Henriquet, venti giorni per discolparsi

Piero Pizzillo

Torna alla ribalta il caso di Franco Henriquet, il fondatore dell’Associazione Gigi Ghirotti che da anni presta assistenza ai malati terminali e sostegno alle loro famiglie, senza risparmio di energie, iscritto nell’ottobre scorso nel registro degli indagati con l’ipotesi di «detenzione di sostanze stupefacenti». I mesi sono trascorsi velocemente, tra attestati di solidarietà e consegne di premi al benemerito professore, nonchè inviti per una sua partecipazione alla vita pubblica. Nel frattempo l’inchiesta del pubblico ministero Francesco Pinto è andata avanti, e ieri è giunta al capolinea. Il pm ha notificato all’interessato e al difensore Massimo Boggio l’atto conclusivo del’indagine (Acip), in cui ribadisce l’accusa di «detenzione illecita di stupefacenti». Entro 20 giorni la difesa potrà presentare delle richieste, dopodichè il pm formulerà al gip l’istanza di rinvio a giudizio, o, in linea teorica, di archiviazione. «Faremo le nostre valutazioni - ha dichiarato l’avvocato Boggio - e poi chiederemo di essere interrogati».

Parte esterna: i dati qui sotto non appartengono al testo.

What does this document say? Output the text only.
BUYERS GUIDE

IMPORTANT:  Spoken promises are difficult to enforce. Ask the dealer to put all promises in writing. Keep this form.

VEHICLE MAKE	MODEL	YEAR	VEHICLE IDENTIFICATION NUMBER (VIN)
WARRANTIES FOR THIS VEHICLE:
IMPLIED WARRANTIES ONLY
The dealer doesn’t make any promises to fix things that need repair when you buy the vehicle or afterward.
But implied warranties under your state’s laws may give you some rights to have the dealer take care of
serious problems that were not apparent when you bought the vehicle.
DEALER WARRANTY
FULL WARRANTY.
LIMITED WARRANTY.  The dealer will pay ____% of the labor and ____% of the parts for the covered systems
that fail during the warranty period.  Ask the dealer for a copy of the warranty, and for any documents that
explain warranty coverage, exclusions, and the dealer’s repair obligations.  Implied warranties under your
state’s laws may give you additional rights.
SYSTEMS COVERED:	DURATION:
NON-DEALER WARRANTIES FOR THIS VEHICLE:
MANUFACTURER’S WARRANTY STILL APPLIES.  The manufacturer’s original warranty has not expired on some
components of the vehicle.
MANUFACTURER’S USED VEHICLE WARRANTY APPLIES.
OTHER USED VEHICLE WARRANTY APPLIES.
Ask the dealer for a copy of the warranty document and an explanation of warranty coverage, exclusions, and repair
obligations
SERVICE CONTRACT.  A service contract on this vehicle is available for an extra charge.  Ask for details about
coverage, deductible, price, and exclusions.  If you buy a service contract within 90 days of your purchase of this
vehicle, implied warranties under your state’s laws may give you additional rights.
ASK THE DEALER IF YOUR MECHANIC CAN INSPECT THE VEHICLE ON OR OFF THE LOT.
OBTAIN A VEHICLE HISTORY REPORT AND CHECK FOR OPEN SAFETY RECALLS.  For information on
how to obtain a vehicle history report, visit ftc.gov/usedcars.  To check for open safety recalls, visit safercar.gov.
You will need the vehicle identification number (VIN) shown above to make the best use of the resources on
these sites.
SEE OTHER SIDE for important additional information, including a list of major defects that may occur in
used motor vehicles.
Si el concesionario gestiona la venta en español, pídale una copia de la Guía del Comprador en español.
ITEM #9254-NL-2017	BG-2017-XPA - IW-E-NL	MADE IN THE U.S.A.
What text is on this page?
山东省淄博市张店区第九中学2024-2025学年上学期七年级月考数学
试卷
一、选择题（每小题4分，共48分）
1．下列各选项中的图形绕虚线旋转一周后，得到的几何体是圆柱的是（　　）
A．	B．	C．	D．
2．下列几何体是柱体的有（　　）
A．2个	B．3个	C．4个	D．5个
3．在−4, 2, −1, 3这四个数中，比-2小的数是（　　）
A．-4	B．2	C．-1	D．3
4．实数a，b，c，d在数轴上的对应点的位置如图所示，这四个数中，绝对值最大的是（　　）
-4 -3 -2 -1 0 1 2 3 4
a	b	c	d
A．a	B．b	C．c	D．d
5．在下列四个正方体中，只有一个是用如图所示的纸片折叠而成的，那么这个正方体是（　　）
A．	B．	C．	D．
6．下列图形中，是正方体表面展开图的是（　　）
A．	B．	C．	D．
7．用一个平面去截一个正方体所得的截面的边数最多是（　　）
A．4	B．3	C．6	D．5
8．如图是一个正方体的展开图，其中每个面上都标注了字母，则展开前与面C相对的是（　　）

La vicenda nasce dal fatto che nel corso di una perquisizione eseguita dai carabinieri del Nas presso la sede della Ghirotti, furono trovate e sequestrate sostanze quali la morfina e il gardenale, abitualmente utilizzate nell’assistenza ai pazienti per lenire lo straziante dolore nella fase terminale della malattia. Va ricordato che non era stata una perquisizione del tutto tranquilla, perchè, dopo avere scoperto in un armadio le due confezioni di morfina e cinque o sei di gardenale, uno dei militari non si stancava di ripetere: «Per queste cose si va in galera». «Come a voler minacciare l’arresto», commentò il professore il 18 ottobre scorso, prima di entrare nell’ufficio del pm per l’interrogatorio. In quell’occasione Boggio disse che «il professore non era a conoscenza dell’involucro con le confezioni incriminate, quindi non deteneva». Quel giorno si apprese anche che quel sacchettino, restituito dai parenti di un paziente deceduto, e che per un errore degli stessi conteneva, tra i farmaci non utilizzati, e che potevano servire per altri ammalati, anche quelli che sono classificati come stupefacenti. Farmaci che «la Ghirotti non ha mai dispensato perchè vengono prescritti e somministrati da medici appartenenti alle strutture sanitarie pubbliche».
Quel giorno il professore si avvalse della facoltà di non rispondere «proprio per sottolineare - affermò il legale - il nostro stupore e disorientamento per un’accusa del genere»: Henriquet presentò una mermoria in cui dimostrava che, se fosse stato a conoscenza della morfina, avrebbe avuto tutto il tempo per sbarazzarsene».